On July 31, 2017, FIS closed on the sale of a majority ownership stake in its Capco consulting business and risk and compliance consulting business to CD&R, for cash proceeds of approximately $469 million, resulting in a pre-tax loss of approximately $41 million. The divestiture is consistent with our strategy to focus on our intellectual property-led businesses. CD&R acquired preferred units convertible into 60% of the common units of Cardinal, and FIS obtained common units representing the remaining 40%, in each case before equity was issued to management. The preferred units are entitled to a quarterly dividend at an annual rate of 12%, payable in cash (if available) or additional preferred units at FIS' option. The businesses sold were included within the Capital Market Solutions and Banking Solutions segments. The sale did not meet the standard necessary to be reported as discontinued operations; therefore, the pre-tax loss and related prior period earnings remain reported within earnings from continuing operations. Prior to the sale, the Capco consulting business and risk and compliance consulting business' pre-tax earnings (loss), excluding certain unallocated corporate costs, for the period ended December 31, 2017 was $14 million.

FIS' ownership stake in Cardinal was initially valued at $172 million and is recorded as an equity method investment included within Other noncurrent assets on the Consolidated Balance Sheet. After the sale on July 31, 2017, FIS began to recognize after-tax equity method investment earnings (loss) outside of operating income and segment Adjusted EBITDA. FIS' ownership stake in Cardinal at December 31, 2019 and 2018 was 37% and 38%, respectively. The carrying value of this equity method investment as of December 31, 2019 and 2018 was $142 million and $151 million, respectively.

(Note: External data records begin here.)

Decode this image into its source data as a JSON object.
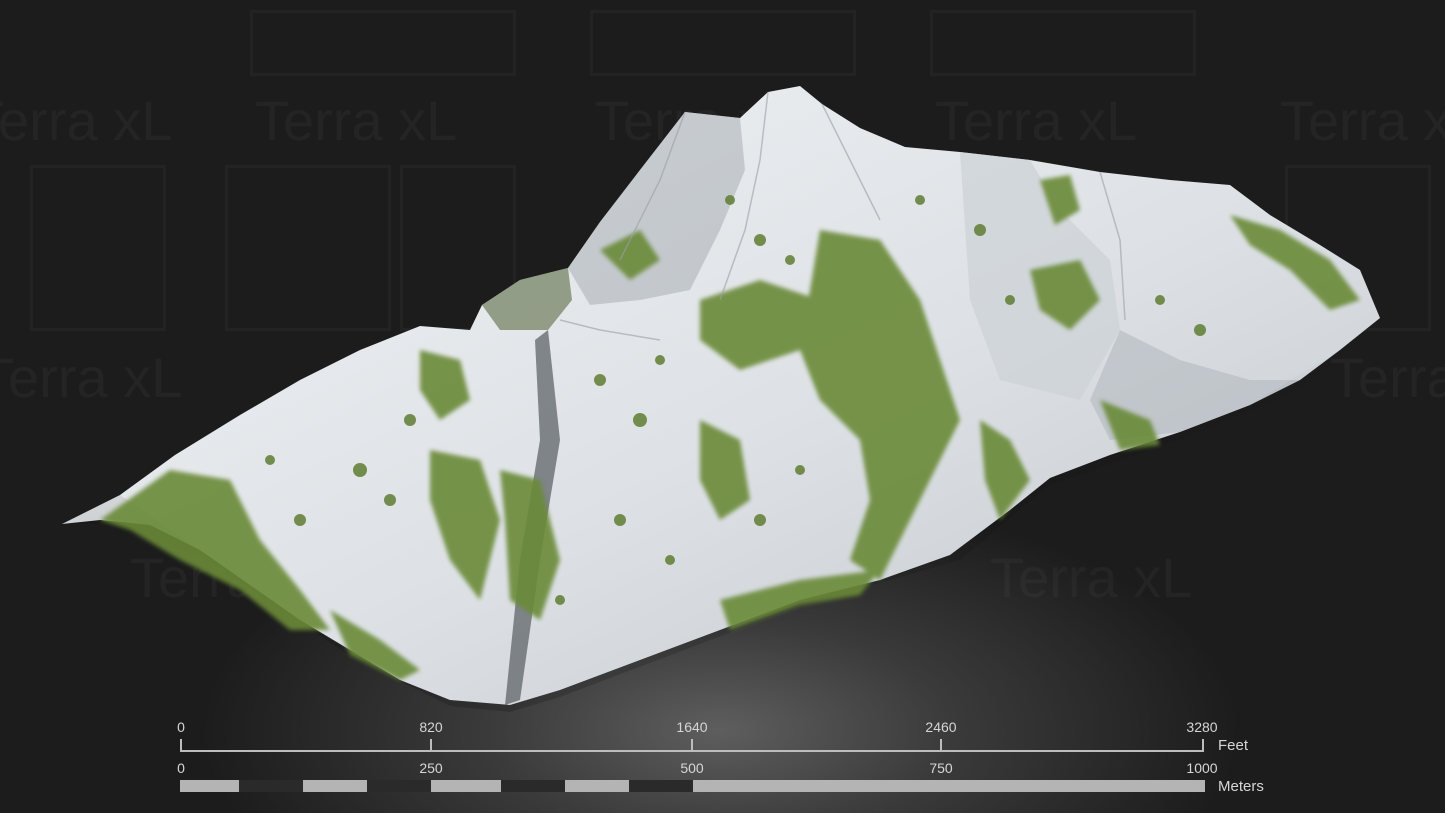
{
  "watermark": {
    "text": "Terra xL"
  },
  "image": {
    "icon": "mountain-terrain-model",
    "colors": {
      "rock": "#e4e7ea",
      "vegetation": "#6f8f3a",
      "shadow": "#8b9196"
    }
  },
  "scale_bar": {
    "feet": {
      "ticks": [
        "0",
        "820",
        "1640",
        "2460",
        "3280"
      ],
      "unit": "Feet"
    },
    "meters": {
      "ticks": [
        "0",
        "250",
        "500",
        "750",
        "1000"
      ],
      "unit": "Meters"
    },
    "colors": {
      "light": "#b4b4b4",
      "dark": "#2a2a2a"
    }
  }
}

For periods prior to July 31, 2017, the Capco consulting business and risk and compliance consulting business were included within operating income and segment Adjusted EBITDA.

On February 1, 2017, the Company closed on the sale of the PS&E business for $850 million, resulting in a pre-tax gain of $85 million. The transaction included all PS&E solutions, which provided a comprehensive set of technology solutions to address public safety and public administration needs of government entities as well as the needs of K-12 school districts. The divestiture is consistent with our strategy to serve the financial services markets. Cash proceeds were used to reduce outstanding debt. Net cash proceeds after payment of taxes and transaction-related expenses were approximately $500 million. The PS&E business was included in the Corporate and Other segment. The sale did not meet the standard necessary to be reported as discontinued operations; therefore, the gain and related prior period earnings remain reported within earnings from continuing operations. Prior to the sale, PS&E's pre-tax earnings, excluding certain unallocated corporate costs, for the period ended December 31, 2017 was $3 million.